For an instant, Deborah thought the nanotech had spilled all the way through the complex from the other side. Then a new squad barged through her people. These men were identical in their green containment suits, their heads misshapen by hoods and masks with heavy eyepieces like insects’ eyes. Air tanks thickened the lines of their shoulders. The two in front also bristled with carbines and a flashlight, which winked and glared, even though the overhead lights were on. Grand Lake’s primary power source was the hydroelectric station in the river much farther down the mountain, but it could be destroyed. There were also diesel generators inside the complex, although their fuel reserves were dismal and would be dedicated entirely to the command center.

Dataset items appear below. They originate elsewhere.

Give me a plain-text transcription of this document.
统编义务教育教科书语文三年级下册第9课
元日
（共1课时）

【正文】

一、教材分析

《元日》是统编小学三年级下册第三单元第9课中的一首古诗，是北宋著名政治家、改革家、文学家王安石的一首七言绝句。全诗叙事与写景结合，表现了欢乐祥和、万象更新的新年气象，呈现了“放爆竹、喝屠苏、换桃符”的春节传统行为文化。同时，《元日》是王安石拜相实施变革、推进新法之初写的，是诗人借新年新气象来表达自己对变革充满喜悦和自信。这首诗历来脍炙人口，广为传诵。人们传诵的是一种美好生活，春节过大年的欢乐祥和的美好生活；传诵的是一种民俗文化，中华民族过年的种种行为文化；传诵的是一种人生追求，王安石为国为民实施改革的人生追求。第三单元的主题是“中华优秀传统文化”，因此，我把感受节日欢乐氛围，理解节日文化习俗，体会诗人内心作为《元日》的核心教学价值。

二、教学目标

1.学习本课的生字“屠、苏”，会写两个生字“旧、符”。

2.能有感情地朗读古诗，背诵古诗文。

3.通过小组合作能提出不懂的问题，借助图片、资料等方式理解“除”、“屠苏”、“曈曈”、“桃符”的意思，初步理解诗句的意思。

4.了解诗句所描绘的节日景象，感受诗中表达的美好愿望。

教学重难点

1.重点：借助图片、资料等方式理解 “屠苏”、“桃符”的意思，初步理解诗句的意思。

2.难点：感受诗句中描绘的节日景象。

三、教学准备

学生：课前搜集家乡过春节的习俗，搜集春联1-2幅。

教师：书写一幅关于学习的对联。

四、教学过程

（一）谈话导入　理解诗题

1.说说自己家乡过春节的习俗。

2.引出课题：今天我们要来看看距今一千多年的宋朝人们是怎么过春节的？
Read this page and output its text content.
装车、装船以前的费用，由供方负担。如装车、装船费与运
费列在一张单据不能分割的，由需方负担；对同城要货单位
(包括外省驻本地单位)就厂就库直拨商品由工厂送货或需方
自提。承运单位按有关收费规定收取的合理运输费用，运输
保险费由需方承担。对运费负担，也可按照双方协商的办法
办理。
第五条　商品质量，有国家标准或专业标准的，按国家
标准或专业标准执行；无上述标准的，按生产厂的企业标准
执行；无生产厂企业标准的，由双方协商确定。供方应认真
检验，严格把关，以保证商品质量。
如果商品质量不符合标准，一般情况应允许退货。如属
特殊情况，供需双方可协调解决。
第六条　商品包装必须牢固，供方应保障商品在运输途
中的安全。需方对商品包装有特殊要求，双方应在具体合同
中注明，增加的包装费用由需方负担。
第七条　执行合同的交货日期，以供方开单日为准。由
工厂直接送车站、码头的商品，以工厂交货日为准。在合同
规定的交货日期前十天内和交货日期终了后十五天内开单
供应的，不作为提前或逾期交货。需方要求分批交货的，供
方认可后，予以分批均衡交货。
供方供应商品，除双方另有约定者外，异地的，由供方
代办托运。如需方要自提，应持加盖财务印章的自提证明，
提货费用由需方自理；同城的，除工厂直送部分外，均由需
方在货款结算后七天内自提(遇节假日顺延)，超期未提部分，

My God, Deborah thought. What are we going to do if the lights go out?

“Clear a hole! Clear a hole!” someone screamed.

There was nowhere to go. Deborah tried to flatten herself against the wall, only to bump against Emma. By then, the first man had reached them. The hard edge of his M4 caught Deborah in the shoulder — accidentally, she thought — and his weight drove her sideways with exploding force.

“Oh!”

Somehow Emma and another soldier caught her, rucking her uniform up against her neck. Deborah glanced after the suited man, weeping in pain.

Then her eyes stung again from a new emotion. The suited men were combat engineers, sent to burn the door at last. One of them clutched several rods of dark welding metal in his gloves. Behind him, two others wrestled with the pipe-stem nozzle of an acetylene welder and two fuel tanks. One man also carried an oversized helmet with a black-glassed visor.